Thursday, January 6, 2011

Questions Defying Answers

There are some things in life that bother me a lot when I cannot understand.  When laws and regulations are counterproductive and unjust, where to go?
  • I cannot understand why regulators and lawyers in the US have put in place a peer review process that is very clearly lacking in the equivalent of an impartial jury. 
  • Why competitiors and those who may have an interest in eliminating a physician are given so much unbalanced power and have the final word, in effect?
  • Why is the process so highly judicial that a physician may be targeted but have no financial means to protect himself/herself and, therefore, easily removed from practice?
  • I cannot understand why such a process, that is therefore open to corruption, is left untouched
  • I cannot understand why the American Medical Association, the American College of Surgeons, etc, etc, have been so soft in this while seeing their own members being victimized
  • I cannot understand why the outcome of an inherently corrupt and unfair process has to be reported to the National Practitioners Data Bank as if it were a fair outcome?  Isn't that defaming by definition, even though the goal was to protect patients?

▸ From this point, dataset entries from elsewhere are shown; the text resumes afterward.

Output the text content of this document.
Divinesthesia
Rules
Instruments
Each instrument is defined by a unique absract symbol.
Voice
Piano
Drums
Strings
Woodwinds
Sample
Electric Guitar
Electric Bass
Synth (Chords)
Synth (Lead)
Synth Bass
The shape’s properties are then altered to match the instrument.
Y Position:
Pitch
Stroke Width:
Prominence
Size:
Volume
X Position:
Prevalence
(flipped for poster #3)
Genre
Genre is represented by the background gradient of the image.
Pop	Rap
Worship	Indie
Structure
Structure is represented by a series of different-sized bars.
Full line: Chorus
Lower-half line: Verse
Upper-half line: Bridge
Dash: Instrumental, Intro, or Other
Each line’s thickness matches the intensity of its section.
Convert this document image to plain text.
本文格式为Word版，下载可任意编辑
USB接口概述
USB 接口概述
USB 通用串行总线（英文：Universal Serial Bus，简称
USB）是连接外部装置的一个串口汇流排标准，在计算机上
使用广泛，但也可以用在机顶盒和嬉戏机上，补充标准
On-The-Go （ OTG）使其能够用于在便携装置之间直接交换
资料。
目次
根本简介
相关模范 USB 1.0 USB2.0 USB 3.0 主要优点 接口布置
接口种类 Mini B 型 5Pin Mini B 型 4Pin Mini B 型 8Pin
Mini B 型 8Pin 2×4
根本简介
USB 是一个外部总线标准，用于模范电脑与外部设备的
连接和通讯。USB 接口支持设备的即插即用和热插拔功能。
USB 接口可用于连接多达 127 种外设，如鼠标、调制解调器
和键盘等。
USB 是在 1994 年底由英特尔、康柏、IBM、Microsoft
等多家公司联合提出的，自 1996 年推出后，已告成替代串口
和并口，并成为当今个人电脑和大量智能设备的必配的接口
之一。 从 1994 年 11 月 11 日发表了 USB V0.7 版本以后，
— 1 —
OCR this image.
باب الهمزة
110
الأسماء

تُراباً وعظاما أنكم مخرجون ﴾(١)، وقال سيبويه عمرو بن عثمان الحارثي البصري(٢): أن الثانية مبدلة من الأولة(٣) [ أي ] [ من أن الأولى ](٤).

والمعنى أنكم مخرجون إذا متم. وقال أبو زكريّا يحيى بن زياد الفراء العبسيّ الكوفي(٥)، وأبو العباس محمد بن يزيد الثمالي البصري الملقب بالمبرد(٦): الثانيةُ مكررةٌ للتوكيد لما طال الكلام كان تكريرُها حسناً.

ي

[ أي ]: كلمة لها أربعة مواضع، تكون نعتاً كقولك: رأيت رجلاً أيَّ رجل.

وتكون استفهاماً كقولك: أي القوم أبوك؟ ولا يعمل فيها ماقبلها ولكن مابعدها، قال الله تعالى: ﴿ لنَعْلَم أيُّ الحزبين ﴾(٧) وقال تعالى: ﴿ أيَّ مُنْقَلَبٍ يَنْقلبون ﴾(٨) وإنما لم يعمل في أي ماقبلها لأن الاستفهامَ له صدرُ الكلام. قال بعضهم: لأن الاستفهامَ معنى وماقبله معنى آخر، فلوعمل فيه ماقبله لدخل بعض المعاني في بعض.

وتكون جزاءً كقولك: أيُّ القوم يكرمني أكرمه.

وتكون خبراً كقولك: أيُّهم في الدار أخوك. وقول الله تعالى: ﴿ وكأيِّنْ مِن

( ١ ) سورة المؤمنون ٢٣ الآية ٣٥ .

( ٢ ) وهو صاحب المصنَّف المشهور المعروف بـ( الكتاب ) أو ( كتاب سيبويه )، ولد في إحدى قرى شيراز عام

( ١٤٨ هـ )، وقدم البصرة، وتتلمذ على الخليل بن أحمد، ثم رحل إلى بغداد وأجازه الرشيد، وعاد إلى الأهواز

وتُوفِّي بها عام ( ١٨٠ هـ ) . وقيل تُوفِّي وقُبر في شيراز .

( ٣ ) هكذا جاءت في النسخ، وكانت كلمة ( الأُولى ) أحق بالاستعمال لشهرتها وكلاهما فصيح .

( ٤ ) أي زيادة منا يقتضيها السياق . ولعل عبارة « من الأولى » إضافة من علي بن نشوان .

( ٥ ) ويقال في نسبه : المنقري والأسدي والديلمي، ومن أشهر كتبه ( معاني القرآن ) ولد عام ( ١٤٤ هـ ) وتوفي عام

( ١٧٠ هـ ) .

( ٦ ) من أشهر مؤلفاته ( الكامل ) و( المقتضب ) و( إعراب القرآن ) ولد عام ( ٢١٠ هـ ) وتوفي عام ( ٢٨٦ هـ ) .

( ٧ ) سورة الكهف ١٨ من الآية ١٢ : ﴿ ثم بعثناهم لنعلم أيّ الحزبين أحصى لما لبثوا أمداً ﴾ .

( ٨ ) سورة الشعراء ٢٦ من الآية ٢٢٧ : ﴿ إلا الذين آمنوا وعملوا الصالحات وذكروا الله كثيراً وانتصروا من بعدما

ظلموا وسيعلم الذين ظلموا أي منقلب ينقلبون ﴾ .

  • I cannot understand why a physician has less rights in defending her/his career than a criminal does in defending himself/herself
  • I cannot understand why there is absolutely no mandate that an educational peer review process exist, while punitive panels are set up to sentence to death good physicians' careers.
There is something wrong with this picture.  Physicians in the US are under the mercy of the politics and the whims and conscience of their colleagues.  Patients are not safer in such an environment.  Since the results of those execution tribunals (peer review committees) are so devastating, the select favorites will never be subjected to them, while the solo, the foreign graduate, the newcomer, the young (essentially the vulnerable), will more likely be the target.  And the victim may even be the better doctor than the ones who are judging.  Too bad that physicians do not have representation that stands strong on issues like those.  The American medical Association is just too soft on that issue.